マスクの功罪 マスクのおかげでハンサムな男の子が増えた

 

                北斎柄の生地のマスクをしている女性


 フランス人の挨拶には、スキンシップが伴うことが多くて、見ず知らずの人はともかく、少し親しい人とは、ビズーといって、左右の頰を相互に合わせて、チュッチュッと挨拶をします。ビズーの習慣には、いつまでも慣れなくて、今もあまり好きではないものの、親しみを表す挨拶であることには違いなく、ある程度、その人との距離感の判断基準の一つにもなっています。

 また、仕事で人に会う時などでも、初めて会う人などでも、ビズーとまではいかなくとも、少なくとも握手をしたりすることで、少し打ち解けるアクセルになったりもするので、私は、まず最初の挨拶をするのに握手をすることが多いです。

 背筋を伸ばして、握手をしながら挨拶をしている人の様子は、なかなかスマートで、私は、フランス人の習慣の中で、なかなか気に入っている習慣のひとつです。

 ところが、現在は、ビズーどころか握手もできず、おまけにマスクをしているために、相手の表情を見るのが難しく、自ずと相手の目をしっかりと見て会話をすることが増えました。

 目は口ほどにものを言いと言いますが、相手の眼差しだけで表情を読み取り、また目だけで感情を表現するのですから、日頃、スキンシップや、ともすると、フランス人の大げさとも思える表情に助けられていた人との関わりが希薄になった気がして少し寂しい気がするくらいです。

 今は、あまり初めて会う人と接する機会もないのですが、スタージュを始めて、新しい職場で働き始めた娘は、初めて会った時からマスク姿の人ばかりで、逆にマスクを外すと誰だかわからなくなる、人と親しくなりにくい、という少々、新しい環境に打ち解けるのに難しい状況を余儀なくされています。

 マスクを忌み嫌っていたフランス人も、現在は、さすがに公の場では、ほとんどの人がマスクをするようになりましたが、基本的にマスク嫌いであることに変わりはありません。フランス人にとっては、マスクは病気を予防するものというより、病気そのものを連想させるイメージをもつもので、いわゆる普通の白いサージカルマスクではなく、別の色の布のマスクをしている人も少なくありません。
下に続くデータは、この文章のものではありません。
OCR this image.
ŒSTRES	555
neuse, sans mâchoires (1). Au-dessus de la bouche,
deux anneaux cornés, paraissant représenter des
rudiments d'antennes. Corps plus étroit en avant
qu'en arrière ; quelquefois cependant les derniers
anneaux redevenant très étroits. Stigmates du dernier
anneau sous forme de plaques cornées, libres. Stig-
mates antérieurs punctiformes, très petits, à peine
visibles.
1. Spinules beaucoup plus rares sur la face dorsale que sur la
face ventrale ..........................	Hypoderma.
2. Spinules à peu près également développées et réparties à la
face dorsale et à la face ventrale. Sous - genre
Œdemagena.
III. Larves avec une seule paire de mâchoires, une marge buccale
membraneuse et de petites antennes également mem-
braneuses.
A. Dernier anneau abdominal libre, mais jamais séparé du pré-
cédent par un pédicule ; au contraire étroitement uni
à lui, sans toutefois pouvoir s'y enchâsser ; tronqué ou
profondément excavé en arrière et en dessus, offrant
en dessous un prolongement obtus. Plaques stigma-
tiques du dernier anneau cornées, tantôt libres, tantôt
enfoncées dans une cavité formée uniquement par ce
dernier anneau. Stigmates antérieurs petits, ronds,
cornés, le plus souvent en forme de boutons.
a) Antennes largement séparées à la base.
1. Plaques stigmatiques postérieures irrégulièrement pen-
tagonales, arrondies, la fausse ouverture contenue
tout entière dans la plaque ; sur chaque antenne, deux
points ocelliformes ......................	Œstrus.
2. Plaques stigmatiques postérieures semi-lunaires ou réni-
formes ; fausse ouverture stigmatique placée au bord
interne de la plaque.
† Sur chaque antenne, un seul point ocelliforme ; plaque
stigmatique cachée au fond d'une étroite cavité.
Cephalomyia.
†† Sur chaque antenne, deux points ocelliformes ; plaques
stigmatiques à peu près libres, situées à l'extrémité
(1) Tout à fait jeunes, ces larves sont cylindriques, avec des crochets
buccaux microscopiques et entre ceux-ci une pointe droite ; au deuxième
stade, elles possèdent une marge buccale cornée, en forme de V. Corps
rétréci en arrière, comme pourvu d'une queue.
 むしろ、マスクを利用して、今の季節は、コートやマフラーの色と上手に合わせて、おしゃれを楽しんでいる人もいます。

        

               マスクも洋服とコーディネート


 しかし、このマスクも悪い事ばかりではありません。

 ここのところ、メトロに乗っていると、何やら最近は、ハンサムな若い子が増えたな・・とぼんやりと思っていたら、それは、どうやらマスクのおかげ?だったことに気がつきました。鼻から下が隠されただけで、人の印象がこれほど変わるのには、ビックリです。

 フランスに来た日本人観光客の人と接する機会があると、「ご主人は、フランス人ですか? えっ??フランス人!!ステキ!!」などと言われることが多いのですが、決してステキでも何でもなく、正直言って、私は、フランスに来て、20年以上、「うわっ!ステキ!ハンサム!」と思った人に出会ったのは、たった1度だけ・・(これは、私の生活環境が恵まれていないこともあるかもしれませんが・・)、通勤途中に、ほんの一瞬すれ違った人だけで、その後、その人とも二度とすれ違うこともありませんでした。

 フランスでも、ステキな人は、なかなかいないものなのです。

 それが、ここのところマスクのおかげで、ハンサムな男の子を結構な頻度で見かけるようになったのです。実際のところは、別として、なかなかその場、その瞬間は、楽しめるもので、最近のメトロの中では、新しい密かな楽しみになっているのです。

 いい年をして、ハンサムな男の子を見てニコニコしている私の表情は、マスクに隠れて、私のこの密かな楽しみは、バレることがありません。